You will also notice that, unlike what many game development guides advice, at BeamNG we avoid fixed rate calculations as much as possible. We understand that fixed rate updates can make your life easier as a programmer: it’s easier to write stable math for a stable rate, than to write stable math for a constantly variable rate. However, the downside is that a fixed rate workload will not scale up nor down according to the available computer resources. A fixed rate means that you’ll need to settle with a suboptimal compromise, where low-end hardware will suffer an unnecessarily high computing cost, while the high-end hardware will be unnecessarily missing the extra detail that it could be calculating. With that in mind, running on a variable rate (such as graphics framerate or user-interface rate) means that you can provide higher fidelity in high-end computers, while also being friendly to low-end computers.

Note: Writing math that can work under extreme rate variations is hard: for this reason, the reported graphics “update rate” is guaranteed to be a minimum of 20 Hz. When the computer is unable to reach 20 FPS, then the simulation will slow down as needed. This is a guarantee that helps you to program your math with a safe baseline rate.

A useful tool you should use when writing code that works on a variable update rate, is the Options > Display > Limit framerate slider. You can set it to 20 FPS to test your math under the conditions of a worst-case-scenario (20 Hz updates, if your code is hooked to graphics updates), and you can disable this limiter together with Options > Graphics > Lowest to try to reach as high a framerate as possible. A good place to achieve a high framerate is the Grid, Small, Pure level while using no traffic vehicles.

Avoid garbage collection

If you are a programmer of a language featuring garbage collection (such as Lua or Javascript), and you are not familiar with what a garbage collector (GC) is, then please search the internet for information and learn the basics about them before continuing.

GC is a convenient feature that some high-level languages provide, but they can have a large impact when used in a performance-intensive environment, such as real time simulators. The GC will hide new/delete from you, but in exchange it will take a toll in two ways:

Lower framerate: the GC has to run to do its work, and this garbage bookkeeping workload is going to rob some framerate.
Variable framerate: the GC workload may not be evenly spread over time, but might be bunched up cyclically. This can lead to both stutter (negative spikes in framerate), as well as rubberbanding (the framerate being high for a second, low for another second, then high again, etc) which will lead to an undesirable effect of slowmotion/fastmotion.
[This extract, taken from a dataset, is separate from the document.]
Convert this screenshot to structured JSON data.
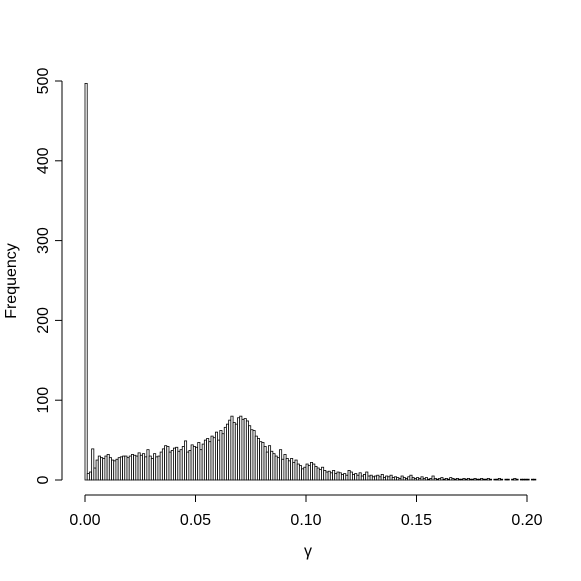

To reduce the GC load, first you need to be able to measure it. In the case of Lua, we offer two features for this:

gcprobe() function: run it before/after a piece of code, and it will tell how many bytes of garbage that code has generated.
ctrl-shift-f > Tools menu > Log gelua profile: this will log how many bytes of garbage each GELUA extension has generated (use ~ to see the logs) during the last graphics frame.

Once you know how much GC load your code is generating, you need to find ways to reduce it. As a general rule, this means avoiding the creation (the allocation) of new objects.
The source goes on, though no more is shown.